Colony supports multi-tenancy through RoutingHints.tenant_id:

  • Routers can implement tenant-aware sharding (route tenant A to replicas 1-3, tenant B to replicas 4-6)
  • VCM tracks pages per tenant via VirtualPageTableState.tenant_pages
  • Blackboard scopes can be tenant-isolated
  • Different tenants can use different model configurations

Service Discovery

Deployments discover each other using serving.get_deployment (which uses Ray's actor naming under the hood):

# Within any deployment (safe after @on_app_ready)
vcm = serving.get_deployment(serving.get_my_app_name(), VCMDeployment)
session_mgr = serving.get_deployment(serving.get_my_app_name(), SessionManagerDeployment)

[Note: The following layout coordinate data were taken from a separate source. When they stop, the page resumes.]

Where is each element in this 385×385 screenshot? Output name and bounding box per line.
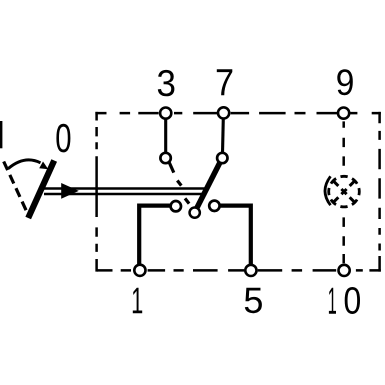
pin label 5 <box>245 288 262 313</box>
fixed contact circle under terminal 7 <box>217 153 227 163</box>
lamp X cross ticks <box>332 180 355 203</box>
moving contact arm (solid, position I) from contact 7 to pivot <box>196 162 220 210</box>
housing outline left edge (dashed) <box>95 112 98 272</box>
moving contact arm (dashed, position 0) from contact 3 to pivot <box>169 162 189 203</box>
terminal 5 <box>245 265 256 276</box>
lever solid (position I) <box>28 161 54 219</box>
position label 0 <box>56 124 70 153</box>
housing outline right edge (dashed) <box>378 112 381 272</box>
pin label 10 digit 0 <box>345 287 360 314</box>
lever dashed (position 0) <box>4 162 29 216</box>
bracket wire from contact to terminal 1 <box>139 206 170 265</box>
motion arrow arc <box>8 160 40 169</box>
housing outline top edge (dashed) <box>95 112 380 115</box>
pin label 9 <box>337 69 353 95</box>
terminal 10 <box>339 265 350 276</box>
dashed wire terminal 9 to lamp <box>342 121 345 165</box>
actuator shaft upper line <box>44 187 207 190</box>
pin label 10 digit 1 <box>329 288 336 314</box>
bracket wire from contact to terminal 5 <box>220 206 251 265</box>
pin label 1 <box>133 288 142 314</box>
terminal 1 <box>134 265 145 276</box>
left bridge contact circle <box>171 201 181 211</box>
wire stem terminal 7 to contact <box>221 118 225 154</box>
actuator shaft lower line <box>44 193 207 196</box>
pin label 7 <box>217 69 233 95</box>
pin label 3 <box>158 70 175 96</box>
terminal 7 <box>218 107 229 118</box>
fixed contact circle under terminal 3 <box>160 153 170 163</box>
terminal 3 <box>160 108 171 119</box>
terminal 9 <box>338 108 349 119</box>
right bridge contact circle <box>209 201 219 211</box>
position label I <box>0 121 2 148</box>
actuator shaft arrowhead <box>61 183 79 199</box>
wire stem terminal 3 to contact <box>164 118 167 154</box>
motion arrow head <box>39 162 48 170</box>
pivot contact circle <box>190 207 200 217</box>
housing outline bottom edge (dashed) <box>97 269 381 272</box>
lamp illumination arc <box>325 176 331 205</box>
lamp L (dashed circle) <box>329 176 360 207</box>
dashed wire lamp to terminal 10 <box>342 217 345 263</box>
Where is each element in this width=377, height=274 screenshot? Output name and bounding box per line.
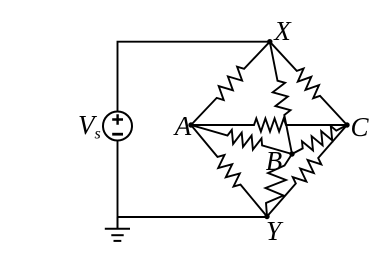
svg-text:X: X bbox=[273, 16, 292, 46]
node Y junction dot bbox=[264, 214, 269, 219]
minus sign of source bbox=[112, 133, 123, 136]
wire bottom: source to ground junction to node Y bbox=[118, 141, 268, 218]
svg-text:Y: Y bbox=[266, 216, 284, 246]
svg-text:A: A bbox=[173, 111, 192, 141]
resistor A-Y bbox=[191, 125, 267, 217]
wire top: source to node X bbox=[118, 42, 270, 112]
ground symbol bbox=[105, 217, 130, 241]
node B junction dot bbox=[289, 151, 294, 156]
voltage source VS circle bbox=[103, 112, 132, 141]
resistor X-B bbox=[270, 42, 292, 154]
svg-text:Vs: Vs bbox=[78, 110, 101, 143]
node X junction dot bbox=[267, 39, 272, 44]
svg-text:C: C bbox=[350, 112, 369, 142]
node A junction dot bbox=[188, 122, 193, 127]
resistor A-B bbox=[191, 125, 292, 154]
resistor B-Y bbox=[266, 154, 293, 217]
node C junction dot bbox=[344, 122, 349, 127]
plus sign of source bbox=[112, 114, 123, 125]
resistor X-A bbox=[191, 42, 270, 125]
svg-text:B: B bbox=[266, 146, 283, 176]
resistor C-Y bbox=[267, 125, 347, 217]
resistor B-C bbox=[292, 125, 347, 154]
resistor X-C bbox=[270, 42, 347, 125]
resistor A-C bbox=[191, 118, 347, 131]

Deployment handles are cached after first lookup. Environment variables (POLYMATHERA_APP_NAME, POLYMATHERA_DEPLOYMENT_NAME, POLYMATHERA_REPLICA_ID) are propagated to all replicas for self-identification.

LLM Cluster Management

Explain how fields of LLMClientRequirements map to LLM types

Colony manages a heterogeneous cluster of LLM deployments (one or more deployments of self-hosted vLLM possibly with different models, remote API models) with unified routing and memory management:

  • Each model type gets its own VLLMDeployment with independent scaling
  • LLMClientRequirements in routing hints match requests to compatible models (context window, capabilities)
  • VCM coordinates KV cache state across all LLM replicas
  • Page loading and eviction decisions are cluster-wide, not per-replica

This is a key differentiator: Colony treats the LLM cluster as a unified resource with cluster-level memory management, not as isolated inference endpoints.